Ancient Greek scholars Hippocrates and Aristotle wrote about dentistry, including the eruption pattern of teeth, treating decayed teeth and gum disease, extracting teeth with forceps, and using wires to stabilize loose teeth and fractured jaws. Some say the first use of dental appliances or bridges comes from the Etruscans from as early as 700 BC. In ancient Egypt, Hesi-Re is the first named "dentist" (greatest of the teeth). The Egyptians bound replacement teeth together with gold wire. Roman medical writer Cornelius Celsus wrote extensively of oral diseases as well as dental treatments such as narcotic-containing emollients and astringents. The earliest dental amalgams were first documented in a Tang Dynasty medical text written by the Chinese physician Su Kung in 659, and appeared in Germany in 1528.
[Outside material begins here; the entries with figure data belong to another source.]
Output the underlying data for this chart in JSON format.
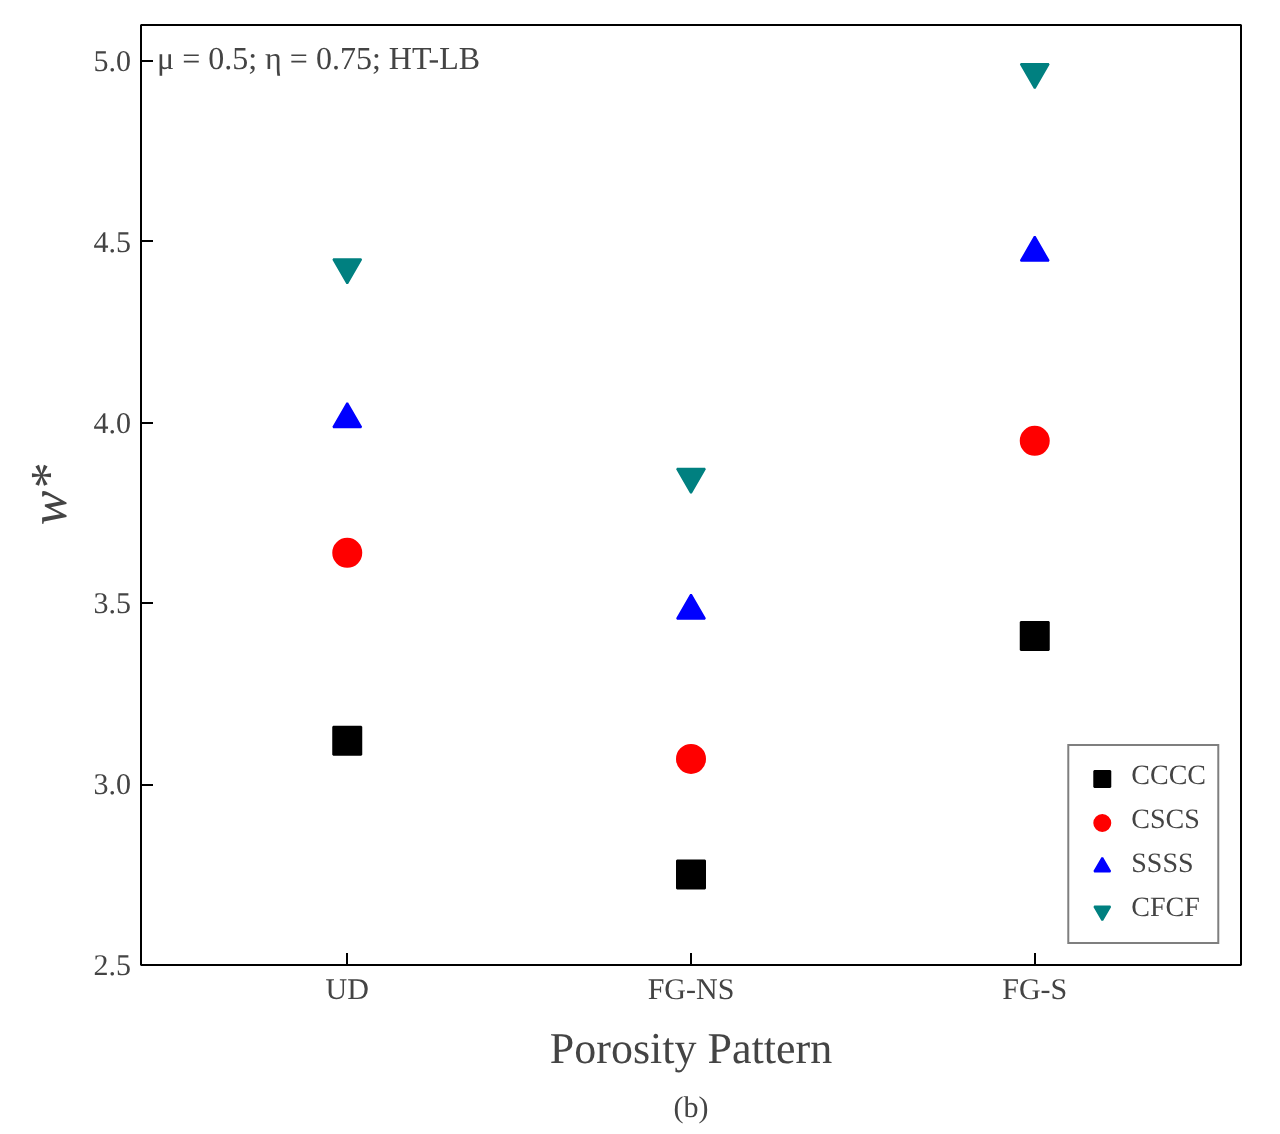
{
  "chart_data": {
    "type": "scatter",
    "xlabel": "Porosity Pattern",
    "ylabel": "w*",
    "categories": [
      "UD",
      "FG-NS",
      "FG-S"
    ],
    "series": [
      {
        "name": "CCCC",
        "color": "#000000",
        "marker": "square",
        "values": [
          3.12,
          2.75,
          3.41
        ]
      },
      {
        "name": "CSCS",
        "color": "#ff0000",
        "marker": "circle",
        "values": [
          3.64,
          3.07,
          3.95
        ]
      },
      {
        "name": "SSSS",
        "color": "#0000ff",
        "marker": "triangle",
        "values": [
          4.01,
          3.48,
          4.47
        ]
      },
      {
        "name": "CFCF",
        "color": "#008080",
        "marker": "triangle",
        "values": [
          4.43,
          3.85,
          4.97
        ]
      }
    ],
    "ylim": [
      2.5,
      5.1
    ],
    "yticks": [
      2.5,
      {
        "value": 3,
        "label": "3.0"
      },
      3.5,
      {
        "value": 4,
        "label": "4.0"
      },
      4.5,
      {
        "value": 5,
        "label": "5.0"
      }
    ],
    "grid": false,
    "legend": "bottom right",
    "annotations": [
      "μ = 0.5; η = 0.75; HT-LB",
      "(b)"
    ]
  }
}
Dr. John M. Harris started the world's first dental school in Bainbridge, Ohio, and helped to establish dentistry as a health profession. It opened on 21 February 1828, and today is a dental museum. The first dental college, Baltimore College of Dental Surgery, opened in Baltimore, Maryland, USA in 1840. Philadelphia Dental College was founded in 1863 and is the second in the United States. In 1907 Temple University accepted a bid to incorporate the school.